Cells were obtained from ATCC and grown in accordance with recommendations. Transfections were performed using Lipofectamine2000 and Opti-MEM reduced serum media (Life Technologies). CITED1 was overexpressed using a pCMV6 containing human CITED1, transcript isoform 1 (pCMV6-CITED1, Origene, #PS100001). An empty vector, CMV6 expression plasmid was used as the negative control (pCMV-EV, Origene, #RC202419). Stable cell lines were established through antibiotic selection using G418 1 mg/ml (A1720 Sigma-Aldrich).

Drug treatment

β-E2(#E8875, Sigma) was used at 10 nM–100 nM, TAM (#H7904, Sigma) was used at 1 µM. Before 3 h drug stimulation, cells were starved for 24 h in phenol-red free medium containing 5% charcoal-treated FBS (HyClone). Cells were lysed with BufferRLTplus (RNeasy®plus Mini Kit, Qiagen), supplemented with 1% β-mercaptoethanol for subsequent RNA isolation. Whole cell lysates for protein analysis were taken in parallel.

Immunoblotting and IHC

Anti-CITED1 (rabbit, #AB15096, Abcam); anti-ERα (rabbit, #8644, Cell Signalling); anti-ERα (mouse, Abcam), anti-β-Actin (AC-15), #A5441 from Sigma-Aldrich, anti-Amphiregulin (goat, R&D Systems #AF262). Lysates were resolved by SDS-PAGE (4–20% pre-cast, stain-free, Bio-Rad) and transferred to PVDF membranes. The membranes were blocked (5% non-fat milk/TBST) prior to incubation with diluted primary antibodies (2.5% non-fat milk/ TBST). The blots were probed with appropriate diluted secondary antibodies (5% non-fat milk/TBST) (Pierce Biotechnology). Membranes were cut according to size prior to antibody incubation but where proteins had similar molecular weights, blots were run separately (Additional file 2). Membranes were developed using ECL (Bio-Rad). The TMA was processed as previously described [15]; A 2-group combined CITED1 scoring system reflecting cytoplasmic staining fraction and staining intensity was used.

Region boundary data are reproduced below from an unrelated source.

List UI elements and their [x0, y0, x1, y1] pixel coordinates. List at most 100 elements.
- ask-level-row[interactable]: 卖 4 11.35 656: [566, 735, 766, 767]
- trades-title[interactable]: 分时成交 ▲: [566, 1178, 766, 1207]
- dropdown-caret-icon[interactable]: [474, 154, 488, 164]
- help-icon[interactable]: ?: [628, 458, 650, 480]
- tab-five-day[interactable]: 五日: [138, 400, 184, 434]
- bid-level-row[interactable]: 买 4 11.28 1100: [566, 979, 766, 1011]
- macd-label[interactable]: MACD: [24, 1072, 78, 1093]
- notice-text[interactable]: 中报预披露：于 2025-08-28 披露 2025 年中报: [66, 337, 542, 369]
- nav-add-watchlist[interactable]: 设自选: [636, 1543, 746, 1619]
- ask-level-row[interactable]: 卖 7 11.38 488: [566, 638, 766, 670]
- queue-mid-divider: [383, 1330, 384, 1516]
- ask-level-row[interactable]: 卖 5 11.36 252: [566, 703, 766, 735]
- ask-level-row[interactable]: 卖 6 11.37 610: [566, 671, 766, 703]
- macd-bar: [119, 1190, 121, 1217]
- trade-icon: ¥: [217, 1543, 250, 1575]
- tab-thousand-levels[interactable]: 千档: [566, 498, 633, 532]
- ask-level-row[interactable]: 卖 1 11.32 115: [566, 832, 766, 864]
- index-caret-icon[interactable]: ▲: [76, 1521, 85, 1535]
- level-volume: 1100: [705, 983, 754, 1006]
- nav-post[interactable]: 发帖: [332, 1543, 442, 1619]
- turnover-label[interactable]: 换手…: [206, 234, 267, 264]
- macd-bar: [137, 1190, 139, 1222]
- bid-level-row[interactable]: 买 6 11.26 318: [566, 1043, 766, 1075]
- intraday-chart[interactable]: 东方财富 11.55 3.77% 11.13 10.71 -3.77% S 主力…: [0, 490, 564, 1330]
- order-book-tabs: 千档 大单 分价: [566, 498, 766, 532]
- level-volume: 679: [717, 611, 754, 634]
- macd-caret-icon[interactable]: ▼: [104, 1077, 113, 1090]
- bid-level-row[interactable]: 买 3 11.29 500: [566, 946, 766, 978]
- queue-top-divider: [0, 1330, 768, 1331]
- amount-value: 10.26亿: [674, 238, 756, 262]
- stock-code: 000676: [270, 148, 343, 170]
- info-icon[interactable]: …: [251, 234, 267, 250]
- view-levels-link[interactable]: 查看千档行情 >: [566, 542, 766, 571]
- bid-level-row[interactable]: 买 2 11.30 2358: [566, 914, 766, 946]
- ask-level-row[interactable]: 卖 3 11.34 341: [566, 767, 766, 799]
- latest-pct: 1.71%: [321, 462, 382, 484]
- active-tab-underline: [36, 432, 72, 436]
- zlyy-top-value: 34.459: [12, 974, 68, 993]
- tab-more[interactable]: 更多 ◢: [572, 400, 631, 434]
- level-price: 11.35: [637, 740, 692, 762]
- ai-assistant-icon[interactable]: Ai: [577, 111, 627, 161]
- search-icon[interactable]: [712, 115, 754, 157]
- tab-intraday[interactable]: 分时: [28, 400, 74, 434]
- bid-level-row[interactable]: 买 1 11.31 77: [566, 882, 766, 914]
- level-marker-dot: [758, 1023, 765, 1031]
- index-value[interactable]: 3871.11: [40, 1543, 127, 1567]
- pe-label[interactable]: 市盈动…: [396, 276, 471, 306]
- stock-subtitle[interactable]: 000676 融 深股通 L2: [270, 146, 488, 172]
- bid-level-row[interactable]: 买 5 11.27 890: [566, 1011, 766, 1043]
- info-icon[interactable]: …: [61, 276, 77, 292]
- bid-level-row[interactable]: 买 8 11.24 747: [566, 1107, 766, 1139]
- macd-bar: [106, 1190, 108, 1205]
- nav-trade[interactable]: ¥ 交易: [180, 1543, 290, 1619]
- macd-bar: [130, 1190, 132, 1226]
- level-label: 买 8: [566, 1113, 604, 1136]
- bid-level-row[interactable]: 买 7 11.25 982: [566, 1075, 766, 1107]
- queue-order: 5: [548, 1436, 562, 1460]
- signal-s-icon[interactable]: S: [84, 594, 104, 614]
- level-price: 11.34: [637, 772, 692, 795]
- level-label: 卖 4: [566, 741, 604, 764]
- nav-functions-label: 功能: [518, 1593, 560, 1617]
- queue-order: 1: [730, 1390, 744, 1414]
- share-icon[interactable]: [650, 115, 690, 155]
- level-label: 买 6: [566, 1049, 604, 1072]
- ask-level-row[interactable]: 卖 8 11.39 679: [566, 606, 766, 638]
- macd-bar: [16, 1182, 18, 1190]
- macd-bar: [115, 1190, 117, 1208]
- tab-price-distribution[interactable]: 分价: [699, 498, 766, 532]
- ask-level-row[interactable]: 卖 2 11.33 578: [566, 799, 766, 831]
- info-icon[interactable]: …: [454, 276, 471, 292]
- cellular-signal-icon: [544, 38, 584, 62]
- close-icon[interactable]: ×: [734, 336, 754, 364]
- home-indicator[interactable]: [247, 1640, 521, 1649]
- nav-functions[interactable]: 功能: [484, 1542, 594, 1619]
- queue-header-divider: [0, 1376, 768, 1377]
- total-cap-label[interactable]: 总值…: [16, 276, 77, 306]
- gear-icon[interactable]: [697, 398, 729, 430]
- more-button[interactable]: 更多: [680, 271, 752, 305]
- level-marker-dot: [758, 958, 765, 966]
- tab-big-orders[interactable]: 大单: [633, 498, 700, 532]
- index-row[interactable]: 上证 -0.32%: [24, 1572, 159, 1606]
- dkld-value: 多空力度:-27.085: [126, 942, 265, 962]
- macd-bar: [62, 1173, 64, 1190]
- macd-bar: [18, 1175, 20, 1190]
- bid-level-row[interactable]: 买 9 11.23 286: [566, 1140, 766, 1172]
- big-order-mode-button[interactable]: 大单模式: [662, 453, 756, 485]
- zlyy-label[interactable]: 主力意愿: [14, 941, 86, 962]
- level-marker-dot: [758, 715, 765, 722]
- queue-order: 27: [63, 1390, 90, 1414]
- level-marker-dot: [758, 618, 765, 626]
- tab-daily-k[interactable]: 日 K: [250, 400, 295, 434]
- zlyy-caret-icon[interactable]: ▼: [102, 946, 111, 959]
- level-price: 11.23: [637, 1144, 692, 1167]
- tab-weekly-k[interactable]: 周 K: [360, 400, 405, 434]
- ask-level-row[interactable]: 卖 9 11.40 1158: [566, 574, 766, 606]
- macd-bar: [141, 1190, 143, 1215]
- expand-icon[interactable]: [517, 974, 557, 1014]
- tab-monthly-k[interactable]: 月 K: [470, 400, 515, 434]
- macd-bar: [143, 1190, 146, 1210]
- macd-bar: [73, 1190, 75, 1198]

Data analysis and statistics

Data analysis was performed using R v 4.2.1 with relevant packages; see https://github.com/CoregulomicsUnit/CITED1_BC for further details on data extraction and processing. Briefly, gene expression and clinical data from ProjectID: TCGA-BRCA were downloaded from https://portal.gdc.cancer.gov, accessed using TCGABiolinks [33]. Log transformed, batch corrected (using TCGAbatch_Correction function) gene expression data log2(TPM + 0.1) was used for survival analysis [34]. TCGA-BRCA patients were stratified into two groups based on CITED1 expression (cut-off: median). The same survival package was used for analysis of both TMA and TCGA cohorts; p-values were determined using the logrank test [35].

Droplet digital PCR

RNA was isolated using Qiagen RNeasy Plus mini-kit and quantified using Nanodrop (ThermoScientific). cDNA was generated using ‘iScript Advanced cDNA synthesis for RT-qPCR’ (Bio-Rad). Bio-Rad’s ‘ddPCR Supermix for Probes’ was used with predesigned TaqMan assays (Applied Biosystems) consisting of specific primers and FAM/VIC labelled probes for CITED1 (#Hs00918445_g1), IPO8 (#Hs00183533_m1), AREG (Hs00950669_m1), TGFα (Hs00608187_m1); run on the Bio-Rad QX200 instrument. A manual cut-off for positive droplets was selected using the Bio-Rad QuantaSoft™ data analysis suite to calculate the copies/µl of each transcript relative to the internal IPO8 control.